I usually don’t tell people that I have fibromyalgia because this admission is usually accompanied by rolling eyes. Fibromyalgia is a unique disease in which many people, including doctors, think we are making it up. In your mind, fibromyalgia does not exist. It’s all in our heads. We need advice, or we seek medicine.
People with fibromyalgia are often treated like depressed vagus seeking opiates. A conversation with a new doctor might look like this:
Doctor: “What brings you to the office today?”
Patient: “I hope you can treat my fibromyalgia.”
Doctor: “Fibromyalgia, hmm.” (Rolls his eyes).
Many doctors don’t like to deal with fibro because there is no cure or real treatment. It is difficult for them to know if their back pain is a test being tested for or if it is simply “fibromyalgia”. Are you having a heart attack or is it “just fibromyalgia?” Are your joints painful because you have a disease or is it just fibromyalgia? New symptoms are often dismissed and left untreated because it is just fibromyalgia.
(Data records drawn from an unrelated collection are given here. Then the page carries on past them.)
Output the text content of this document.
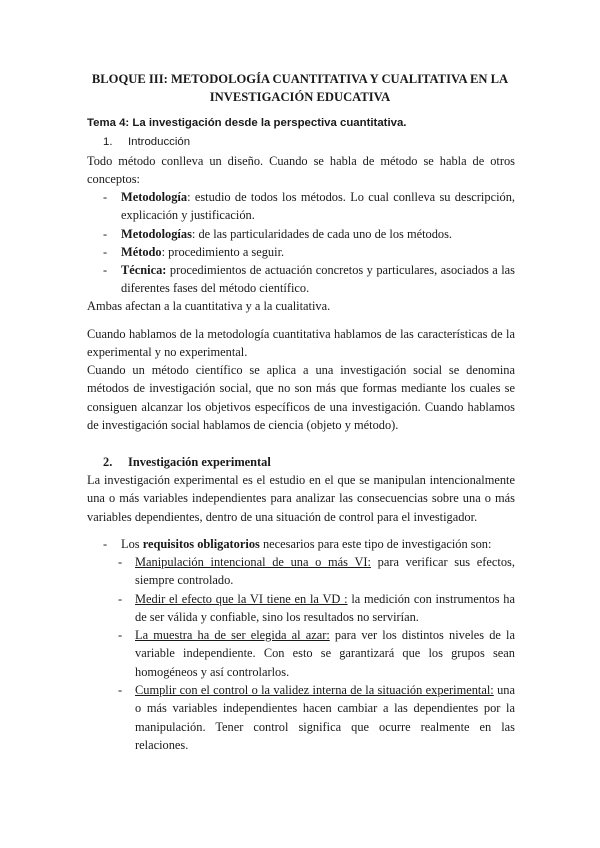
BLOQUE III: METODOLOGÍA CUANTITATIVA Y CUALITATIVA EN LA
INVESTIGACIÓN EDUCATIVA
Tema 4: La investigación desde la perspectiva cuantitativa.
1. Introducción

Todo método conlleva un diseño. Cuando se habla de método se habla de otros conceptos:

- Metodología: estudio de todos los métodos. Lo cual conlleva su descripción, explicación y justificación.
- Metodologías: de las particularidades de cada uno de los métodos.
- Método: procedimiento a seguir.
- Técnica: procedimientos de actuación concretos y particulares, asociados a las diferentes fases del método científico.

Ambas afectan a la cuantitativa y a la cualitativa.

Cuando hablamos de la metodología cuantitativa hablamos de las características de la experimental y no experimental.

Cuando un método científico se aplica a una investigación social se denomina métodos de investigación social, que no son más que formas mediante los cuales se consiguen alcanzar los objetivos específicos de una investigación. Cuando hablamos de investigación social hablamos de ciencia (objeto y método).

2. Investigación experimental

La investigación experimental es el estudio en el que se manipulan intencionalmente una o más variables independientes para analizar las consecuencias sobre una o más variables dependientes, dentro de una situación de control para el investigador.

- Los requisitos obligatorios necesarios para este tipo de investigación son:
- Manipulación intencional de una o más VI: para verificar sus efectos, siempre controlado.
- Medir el efecto que la VI tiene en la VD : la medición con instrumentos ha de ser válida y confiable, sino los resultados no servirían.
- La muestra ha de ser elegida al azar: para ver los distintos niveles de la variable independiente. Con esto se garantizará que los grupos sean homogéneos y así controlarlos.
- Cumplir con el control o la validez interna de la situación experimental: una o más variables independientes hacen cambiar a las dependientes por la manipulación. Tener control significa que ocurre realmente en las relaciones.
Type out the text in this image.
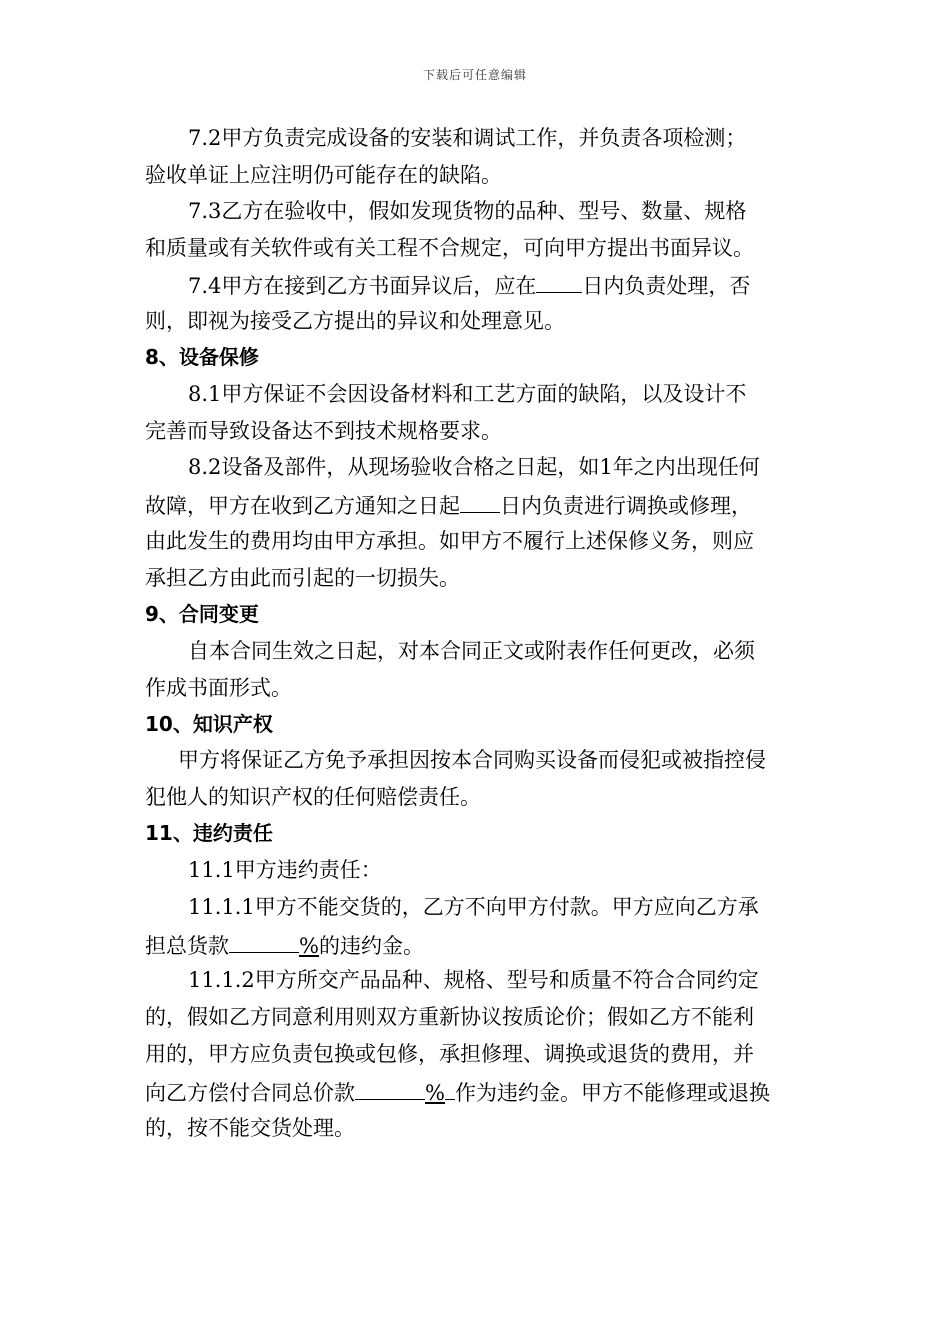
下载后可任意编辑
7.2甲方负责完成设备的安装和调试工作，并负责各项检测；
验收单证上应注明仍可能存在的缺陷。
7.3乙方在验收中，假如发现货物的品种、型号、数量、规格
和质量或有关软件或有关工程不合规定，可向甲方提出书面异议。
7.4甲方在接到乙方书面异议后，应在 日内负责处理，否
则，即视为接受乙方提出的异议和处理意见。
8、设备保修
8.1甲方保证不会因设备材料和工艺方面的缺陷，以及设计不
完善而导致设备达不到技术规格要求。
8.2设备及部件，从现场验收合格之日起，如1年之内出现任何
故障，甲方在收到乙方通知之日起 日内负责进行调换或修理，
由此发生的费用均由甲方承担。如甲方不履行上述保修义务，则应
承担乙方由此而引起的一切损失。
9、合同变更
自本合同生效之日起，对本合同正文或附表作任何更改，必须
作成书面形式。
10、知识产权
甲方将保证乙方免予承担因按本合同购买设备而侵犯或被指控侵
犯他人的知识产权的任何赔偿责任。
11、违约责任
11.1甲方违约责任：
11.1.1甲方不能交货的，乙方不向甲方付款。甲方应向乙方承
担总货款	%的违约金。
11.1.2甲方所交产品品种、规格、型号和质量不符合合同约定
的，假如乙方同意利用则双方重新协议按质论价；假如乙方不能利
用的，甲方应负责包换或包修，承担修理、调换或退货的费用，并
向乙方偿付合同总价款	% 作为违约金。甲方不能修理或退换
的，按不能交货处理。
Patients with fibro have many of the same symptoms as other diseases. Our sensory nervous system has gone crazy. We experience extreme and debilitating pain and fatigue all the time, every day. Everything hurts from the top of our scalp to the bottom of our feet. Just wearing clothes can cause unbearable pain. Some people don’t believe this is possible, so they knock us down. When bright lights, loud noises, or crowds irritate our nervous system so much that we have to go home or refuse an invitation to leave, we get that blank eye. We may want to go out, but after showering and getting dressed, there is sometimes no energy left to leave the house.
Cognitive function and memory are affected. We can’t find the right words for things. Recently I told my husband that the dog should be grilled and not frozen! I meant arranged. Trying to keep an intelligent conversation going can be a difficult task. The words you tell us can also be mixed up. Your words may sound like abstract chatter that doesn’t make sense. If we don’t respond immediately, we’re not ignoring you, we’re trying to find out what you’re saying! We may ask the same question over and over again because we cannot remember the answer. We can stop talking altogether until our scrambled brain reboots.
Our digestive systems are often out of control. Frequent and unexpected diarrhea is a problem, as well as horrible constipation that lasts for weeks. People living with fibromyalgia always need to know where the nearest bathroom is, because we never know when that dam will be broken.
The anxiety and depression of a fibro-warrior can be extremely difficult. Along with the vast number of other symptoms we live with, we also face the social stigma of mental illness: the eyes turn again. Mental illness is a physical illness.
Living with these symptoms for decades leaves us physically and emotionally drained. We often have to give up our careers, our social lives, and our time with our families. We wonder how to bear the pain and fatigue one more day, how we will take care of our children, how we will have enough money to survive when we cannot work. Friends and spouses sometimes leave because they can’t handle our illness. Often we can’t leave the house for days or weeks at a time. We are bored and alone.
Fibromyalgia is an invisible autoimmune disease that also makes us vulnerable to other autoimmune diseases. We experience extreme pain and fatigue like many other “respected” illnesses. People with fibromyalgia deserve the same respect as “real” illnesses. We are not lazy. We don’t invent it to get out of work. We are not looking for drugs. We are not crazy”. We don’t deserve to be stigmatized by society because they can’t understand what it means to live with fibromyalgia. Please don’t roll your eyes.